Author: John B. Allcock
Publisher: Berghahn Books
Published: 2000
Total Pages: 326
ISBN-13: 9781571817440
DOWNLOAD EBOOKRevised and Updated with a New Introduction During the 19th century the Balkan countries became the subject of a rather romantic fascination for the public at large. This vision of the area has been created in large measure by the writing of women travelers such as those represented in this volume. The achievements of these women are quite remarkable: in many cases their travels were adventurous, and even dangerous, reaching into parts of the countryside which were remote and hardly known to outsiders. Not only as travelers but also in the fields of medical and military service, scholarship and education, journalism and literature, did these women contribute in very significant ways to the expansion of women's horizons and to the attempt to gain greater freedom for women in society in general. Contents: Editorial Introduction: Black Lambs and Grey Falcons: Outward and Inward Frontiers - Two Victorian Ladies and Bosnian Realities, 1861-1875: G.M. MacKenzie and A.P. Irby - Edith Durham, Traveller and Publicist - Edith Durham as a Collector - Emily Balch: Balkan Traveller, Peace Worker and Nobel Laureate - The Work of British Medical Women in Serbia during and after the First World War - Captain Flora Sandes: A Case Study in the Social Construction of Gender in a Serbian Context - Rose Wilder Lane: 1886-1968 - Rebecca West, Gerda and the Sense of Process - Margaret Masson Hasluck - Louisa Rayner: An Englishwoman's Experiences in Wartime Yugoslavia - Mercia MacDermott: A Woman of the Frontier - An Anthropologist in the Village - Bucks, Brides and Useless Baggage: Women's Quest for a Role in their Balkan Travels - Constructing 'the Balkans' - Women Travellers in the Balkans: A Bibliographical Guide.
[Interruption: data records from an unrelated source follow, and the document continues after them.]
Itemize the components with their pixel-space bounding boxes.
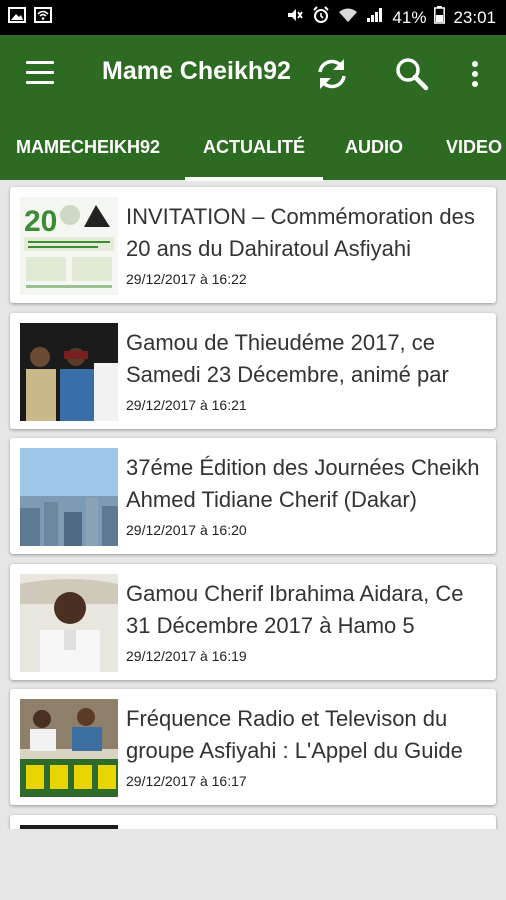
mute-icon xyxy=(286,6,304,29)
tab-video[interactable]: VIDEO xyxy=(446,115,502,180)
app-title: Mame Cheikh92 xyxy=(102,57,291,85)
article-card[interactable]: 37éme Édition des Journées Cheikh Ahmed … xyxy=(10,438,496,554)
article-thumbnail xyxy=(20,574,118,672)
article-date: 29/12/2017 à 16:17 xyxy=(126,773,247,789)
refresh-icon[interactable] xyxy=(313,55,351,93)
article-card[interactable]: Gamou de Thieudéme 2017, ce Samedi 23 Dé… xyxy=(10,313,496,429)
menu-icon[interactable] xyxy=(26,61,54,85)
tab-bar: MAMECHEIKH92 ACTUALITÉ AUDIO VIDEO xyxy=(0,115,506,180)
status-bar: 41% 23:01 xyxy=(0,0,506,35)
article-thumbnail xyxy=(20,699,118,797)
svg-text:20: 20 xyxy=(24,205,57,238)
article-card[interactable]: Fréquence Radio et Televison du groupe A… xyxy=(10,689,496,805)
signal-icon xyxy=(366,7,384,28)
alarm-icon xyxy=(312,6,330,29)
clock: 23:01 xyxy=(453,7,496,27)
article-thumbnail xyxy=(20,323,118,421)
article-date: 29/12/2017 à 16:19 xyxy=(126,648,247,664)
article-date: 29/12/2017 à 16:22 xyxy=(126,271,247,287)
image-icon xyxy=(8,7,26,28)
battery-percent: 41% xyxy=(392,7,427,27)
article-title: Fréquence Radio et Televison du groupe A… xyxy=(126,706,463,763)
article-thumbnail xyxy=(20,448,118,546)
article-date: 29/12/2017 à 16:21 xyxy=(126,397,247,413)
tab-audio[interactable]: AUDIO xyxy=(345,115,403,180)
wifi-icon xyxy=(338,7,358,28)
status-bar-left xyxy=(8,7,52,28)
article-title: INVITATION – Commémoration des 20 ans du… xyxy=(126,204,475,261)
article-title: 37éme Édition des Journées Cheikh Ahmed … xyxy=(126,455,480,512)
tab-mamecheikh92[interactable]: MAMECHEIKH92 xyxy=(16,115,160,180)
article-title: Gamou de Thieudéme 2017, ce Samedi 23 Dé… xyxy=(126,330,449,387)
article-list[interactable]: 20 INVITATION – Commémoration des 20 ans… xyxy=(0,181,506,829)
article-card[interactable]: 20 INVITATION – Commémoration des 20 ans… xyxy=(10,187,496,303)
battery-icon xyxy=(434,6,446,29)
article-title: Gamou Cherif Ibrahima Aidara, Ce 31 Déce… xyxy=(126,581,464,638)
article-date: 29/12/2017 à 16:20 xyxy=(126,522,247,538)
status-bar-right: 41% 23:01 xyxy=(286,6,496,29)
overflow-menu-icon[interactable] xyxy=(463,55,487,93)
wifi-shield-icon xyxy=(34,7,52,28)
app-bar: Mame Cheikh92 xyxy=(0,35,506,115)
article-card[interactable] xyxy=(10,815,496,829)
article-thumbnail: 20 xyxy=(20,197,118,295)
bottom-spacer xyxy=(0,829,506,900)
search-icon[interactable] xyxy=(393,55,431,93)
article-card[interactable]: Gamou Cherif Ibrahima Aidara, Ce 31 Déce… xyxy=(10,564,496,680)
tab-actualite[interactable]: ACTUALITÉ xyxy=(203,115,305,180)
John B. Allcock is head of the Research Unit in South East European Studies and is based in the Interdisciplinary Human Studies department at the University of Bradford; Antonia Young is a member of the Department for Sociology and Anthropology at Colgate University, New York
Author: Mark Mazower
Publisher: Modern Library
Published: 2007-12-18
Total Pages: 242
ISBN-13: 0307431967
DOWNLOAD EBOOKThroughout history, the Balkans have been a crossroads, a zone of endless military, cultural and economic mixing and clashing between Europe and Asia, Christianity and Islam, Catholicism and Orthodoxy. Subject to violent shifts of borders, rulers and belief systems at the hands of the world's great empires--from the Byzantine to the Habsburg and Ottoman--the Balkans are often called Europe's tinderbox and a seething cauldron of ethnic and religious resentments. Much has been made of the Balkans' deeply rooted enmities. The recent destruction of the former Yugoslavia was widely ascribed to millennial hatreds frozen by the Cold War and unleashed with the fall of communism. In this brilliant account, acclaimed historian Mark Mazower argues that such a view is a dangerously unbalanced fantasy. A landmark reassessment, The Balkans rescues the region's history from the various ideological camps that have held it hostage for their own ends, not least the need to justify nonintervention. The heart of the book deals with events from the emergence of the nation-state onward. With searing eloquence, Mazower demonstrates that of all the gifts bequeathed to the region by modernity, the most dubious has been the ideological weapon of romantic nationalism that has been used again and again by the power hungry as an acid to dissolve the bonds of centuries of peaceful coexistence. The Balkans is a magnificent depiction of a vitally important region, its history and its prospects.